Complicated mode produces longer multi-source event flows across Windows Event, Sysmon, EDR, DNS, proxy, firewall, web, and WAF-shaped telemetry. If the selected LLM is unavailable or times out, AdversaryGraph falls back to deterministic coherent scenario templates and reports that in the UI.

Attack Chain Graph
Generated scenarios include an attack-chain graph. Each phase shows the phase number, ATT&CK technique, telemetry source, event format, event count, and detection goal.

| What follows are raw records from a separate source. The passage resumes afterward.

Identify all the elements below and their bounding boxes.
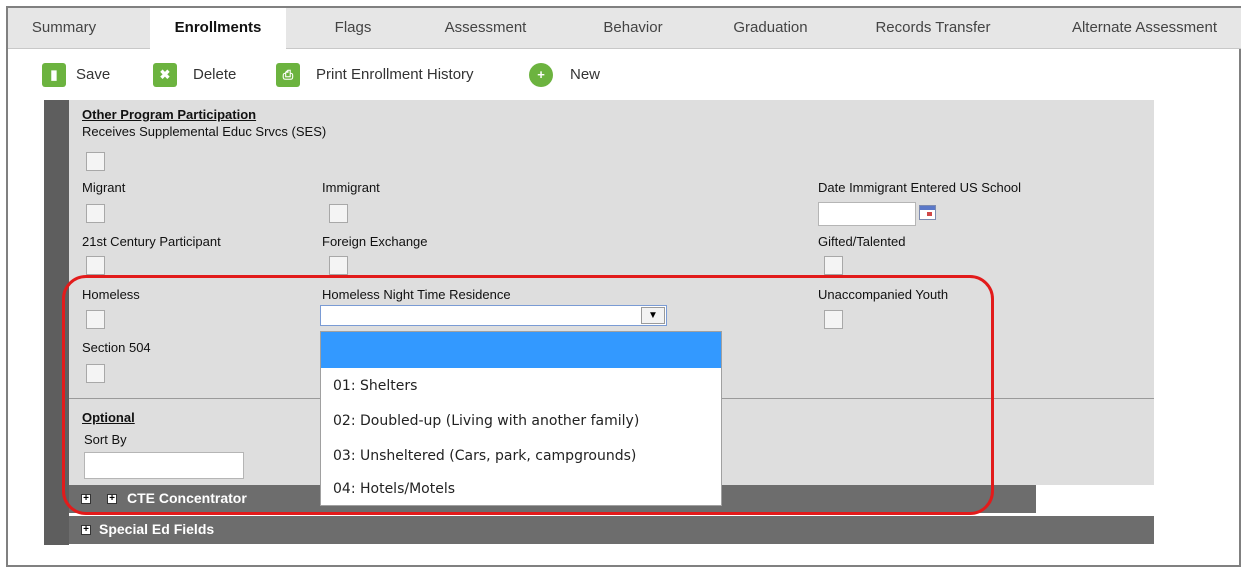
tab-enrollments[interactable]: Enrollments [150,8,286,49]
tab-records-transfer[interactable]: Records Transfer [853,8,1013,48]
century21-checkbox[interactable] [86,256,105,275]
calendar-icon[interactable] [919,205,936,220]
ses-checkbox[interactable] [86,152,105,171]
new-label: New [570,66,601,83]
special-ed-fields-bar[interactable]: + Special Ed Fields [69,516,1154,544]
ses-label: Receives Supplemental Educ Srvcs (SES) [82,124,327,139]
tab-flags[interactable]: Flags [308,8,398,48]
date-immigrant-label: Date Immigrant Entered US School [818,180,1022,195]
gifted-label: Gifted/Talented [818,234,906,249]
plus-icon: + [529,63,553,87]
date-immigrant-input[interactable] [818,202,916,226]
tab-graduation[interactable]: Graduation [708,8,833,48]
expand-icon[interactable]: + [81,525,91,535]
immigrant-label: Immigrant [322,180,380,195]
migrant-label: Migrant [82,180,126,195]
century21-label: 21st Century Participant [82,234,221,249]
printer-icon: ⎙ [276,63,300,87]
foreign-exchange-checkbox[interactable] [329,256,348,275]
delete-icon: ✖ [153,63,177,87]
save-icon: ▮ [42,63,66,87]
tab-bar: Summary Enrollments Flags Assessment Beh… [8,8,1241,49]
tab-alternate-assessment[interactable]: Alternate Assessment [1048,8,1241,48]
save-label: Save [76,66,111,83]
immigrant-checkbox[interactable] [329,204,348,223]
tab-summary[interactable]: Summary [8,8,120,48]
highlight-outline [62,275,994,515]
tab-behavior[interactable]: Behavior [578,8,688,48]
print-label: Print Enrollment History [316,66,474,83]
special-ed-fields-label: Special Ed Fields [99,521,215,537]
migrant-checkbox[interactable] [86,204,105,223]
foreign-exchange-label: Foreign Exchange [322,234,428,249]
tab-assessment[interactable]: Assessment [423,8,548,48]
delete-label: Delete [193,66,237,83]
section-title: Other Program Participation [82,107,257,122]
gifted-checkbox[interactable] [824,256,843,275]
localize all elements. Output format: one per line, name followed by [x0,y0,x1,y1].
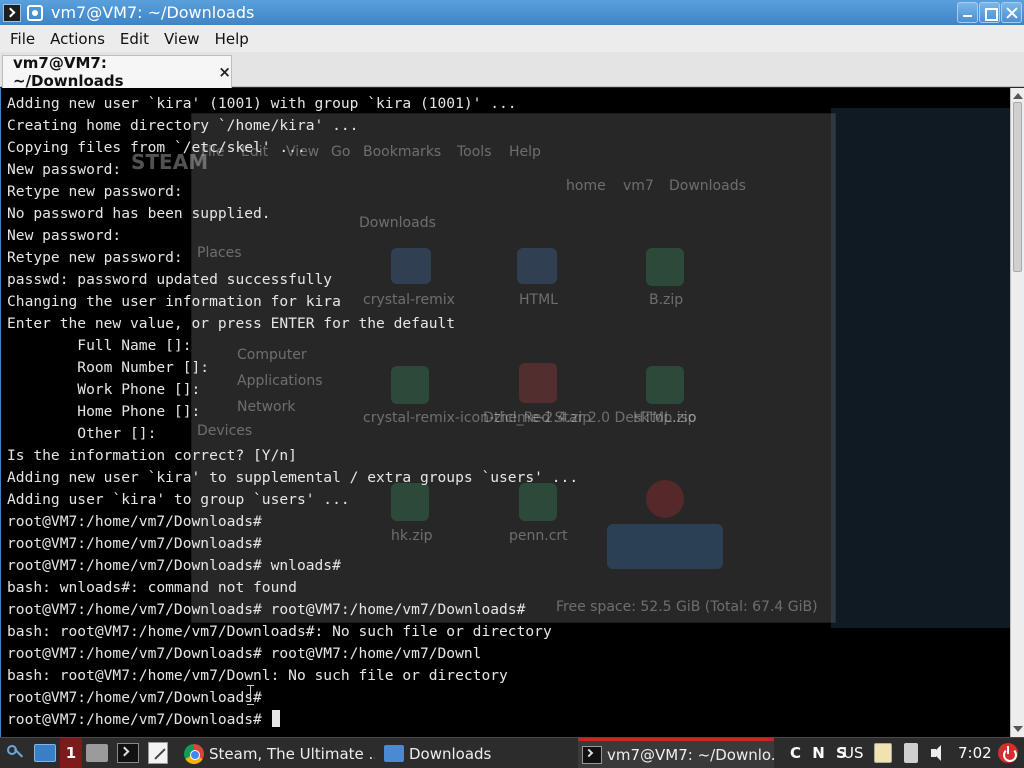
file-manager-launcher-icon[interactable] [86,744,108,762]
terminal-line: Changing the user information for kira [7,293,341,310]
background-steam-window [831,108,1010,628]
task-steam-browser[interactable]: Steam, The Ultimate ... [180,738,375,768]
terminal-line: Home Phone []: [7,403,201,420]
ghost-breadcrumb-vm7: vm7 [623,178,654,194]
terminal-line: bash: root@VM7:/home/vm7/Downloads#: No … [7,623,552,640]
menu-file[interactable]: File [5,30,40,48]
volume-icon[interactable] [930,743,948,763]
text-editor-launcher-icon[interactable] [148,742,168,764]
terminal-line: root@VM7:/home/vm7/Downloads# root@VM7:/… [7,601,526,618]
terminal-scrollbar[interactable] [1010,88,1024,737]
terminal-line: root@VM7:/home/vm7/Downloads# wnloads# [7,557,341,574]
workspace-switcher[interactable]: 1 [60,738,82,768]
terminal-line: root@VM7:/home/vm7/Downloads# [7,535,262,552]
terminal-line: Other []: [7,425,157,442]
terminal-line: bash: root@VM7:/home/vm7/Downl: No such … [7,667,508,684]
menu-actions[interactable]: Actions [45,30,110,48]
power-icon[interactable] [998,743,1018,763]
task-terminal[interactable]: vm7@VM7: ~/Downlo... [578,738,774,768]
terminal-line: Retype new password: [7,249,183,266]
terminal-line: Work Phone []: [7,381,201,398]
terminal-view[interactable]: File Edit View Go Bookmarks Tools Help h… [0,88,1010,737]
menu-edit[interactable]: Edit [115,30,154,48]
start-menu-icon[interactable] [4,743,26,765]
task-label: vm7@VM7: ~/Downlo... [607,746,774,764]
text-cursor-icon [247,685,255,705]
scrollbar-thumb[interactable] [1013,102,1022,272]
scroll-up-icon[interactable] [1013,93,1023,99]
clock[interactable]: 7:02 [958,738,992,768]
terminal-line: root@VM7:/home/vm7/Downloads# [7,709,578,731]
maximize-button[interactable] [979,2,1000,23]
ghost-selected-file [607,524,723,569]
scroll-down-icon[interactable] [1013,726,1023,732]
task-downloads[interactable]: Downloads [380,738,570,768]
ghost-breadcrumb-downloads: Downloads [669,178,746,194]
ghost-file-html-zip: HTML.zip [633,410,697,426]
terminal-line: Full Name []: [7,337,192,354]
folder-icon [384,745,404,762]
window-titlebar[interactable]: vm7@VM7: ~/Downloads [0,0,1024,25]
terminal-line: root@VM7:/home/vm7/Downloads# [7,689,262,706]
close-button[interactable] [1001,2,1022,23]
terminal-line: Adding new user `kira' (1001) with group… [7,95,517,112]
terminal-line: Enter the new value, or press ENTER for … [7,315,456,332]
tab-terminal[interactable]: vm7@VM7: ~/Downloads × [2,54,232,90]
ghost-status-free-space: Free space: 52.5 GiB (Total: 67.4 GiB) [556,599,818,615]
terminal-line: Creating home directory `/home/kira' ... [7,117,359,134]
terminal-line: passwd: password updated successfully [7,271,333,288]
ghost-archive-icon [646,366,684,404]
terminal-line: No password has been supplied. [7,205,271,222]
terminal-icon [582,746,602,764]
keyboard-indicators[interactable]: C N S [790,738,850,768]
ghost-app-icon [646,480,684,518]
task-label: Steam, The Ultimate ... [209,744,375,763]
terminal-output: Adding new user `kira' (1001) with group… [7,93,578,731]
window-title: vm7@VM7: ~/Downloads [51,3,255,22]
terminal-line: bash: wnloads#: command not found [7,579,297,596]
chrome-icon [184,743,204,764]
keyboard-layout[interactable]: US [843,738,864,768]
tab-label: vm7@VM7: ~/Downloads [13,54,124,90]
minimize-button[interactable] [957,2,978,23]
terminal-launcher-icon[interactable] [117,743,139,763]
taskbar: 1 Steam, The Ultimate ... Downloads vm7@… [0,737,1024,768]
menu-help[interactable]: Help [210,30,254,48]
terminal-line: Room Number []: [7,359,210,376]
terminal-line: root@VM7:/home/vm7/Downloads# [7,513,262,530]
terminal-app-icon[interactable] [3,3,21,22]
show-desktop-icon[interactable] [34,744,56,762]
clipboard-icon[interactable] [874,743,892,763]
tab-close-icon[interactable]: × [218,63,231,81]
terminal-line: New password: [7,161,122,178]
terminal-line: Adding new user `kira' to supplemental /… [7,469,579,486]
usb-device-icon[interactable] [904,743,918,763]
terminal-cursor [271,710,280,727]
window-controls [957,2,1022,23]
task-label: Downloads [409,744,492,763]
menu-view[interactable]: View [159,30,205,48]
terminal-line: Adding user `kira' to group `users' ... [7,491,350,508]
terminal-line: Retype new password: [7,183,183,200]
tab-bar: vm7@VM7: ~/Downloads × [0,52,1024,90]
terminal-line: New password: [7,227,122,244]
menubar: File Actions Edit View Help [0,25,1024,52]
terminal-line: root@VM7:/home/vm7/Downloads# root@VM7:/… [7,645,482,662]
sticky-window-icon[interactable] [27,4,43,21]
ghost-archive-icon [646,248,684,286]
ghost-file-b-zip: B.zip [649,292,684,308]
terminal-line: Copying files from `/etc/skel' ... [7,139,306,156]
terminal-line: Is the information correct? [Y/n] [7,447,297,464]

The Explain attack action summarizes the kill chain, why each phase exists, which telemetry should be generated, and what the analyst should look for in the SIEM.

Scenario Library
The v5 library includes 25 named coherent scenarios:
| Scenario | Focus |
|---|---|
| Web App to Endpoint Compromise | Reconnaissance, web access, endpoint execution, credential access, persistence, C2/exfiltration |
| Password Spray to Valid Account Foothold | User enumeration, password spray, successful logon, endpoint discovery |
| SQL Injection to Data Theft | SQLi-shaped web telemetry, database audit style events, staging, exfiltration |
| Recon to Web Shell Persistence | HTTP discovery, upload/web-shell canaries, persistence-style access |
| Valid Account to LSASS Access | Successful logon, discovery, LSASS access, credential-dumping detections |
| Password Spray to Exfiltration | Identity attack, valid account, staged collection, proxy upload |
| XSS Canary to Session Abuse | XSS-shaped telemetry, session token misuse, suspicious authenticated actions |
| SSRF Metadata Probe to C2 | SSRF-shaped requests, metadata access canaries, follow-on beaconing |
| Ransomware Precursor Chain | Discovery, defense evasion, credential access, mass file change canaries |
| Living-off-the-Land Transfer and Execution | Certutil/BITS/rundll32 style telemetry and process lineage |
| Internal Discovery After Foothold | Host, user, network, process, and service discovery telemetry |
| Web Enumeration to Password Spray | HTTP enumeration followed by identity/authentication failures |
| Public App Exploit to Persistence | Public web exposure, endpoint execution, Run key/service persistence |
| Credential Dump to Cloud Upload | LSASS access, archive creation, proxy/cloud upload telemetry |
| Signed Binary Proxy to C2 | LOLBin process creation, suspicious network connection, beacon pattern |
| FIN7-Style Web, Identity, Persistence | Web entry, credential attack, persistence, lateral discovery signals |
| APT29-Style Identity and PowerShell | Identity abuse, PowerShell, discovery, C2-style telemetry |
| Lazarus-Style Delivery and Exfiltration | Delivery, execution, credential access, collection, exfiltration |
| Noisy Red-Team Drill | High-volume multi-source detections for tuning and dashboard testing |
| Stealthy Low-Volume Intrusion Chain | Sparse cross-source correlation and low-noise detections |
| WAF Bypass Retry Chain | Repeated web probes with encoding/bypass variation |
| Service Account Abuse | Service-account logon behavior, privilege use, unusual source host |
| External Recon to Credential Access | Public discovery, credential attack, endpoint credential-access telemetry |
| C2 Telemetry Validation | DNS/proxy/beacon detections and periodicity checks |
| Persistence Control Validation | Run key, scheduled task, service, WMI, and startup artifact events |
Validation Rule
Attack Simulation output is validation assistance, not proof of coverage by itself. Mark a detection as passed only when the expected behavior happened in an authorized lab, the expected telemetry was collected, the detection fired, and known benign lookalikes or tuning gaps were reviewed.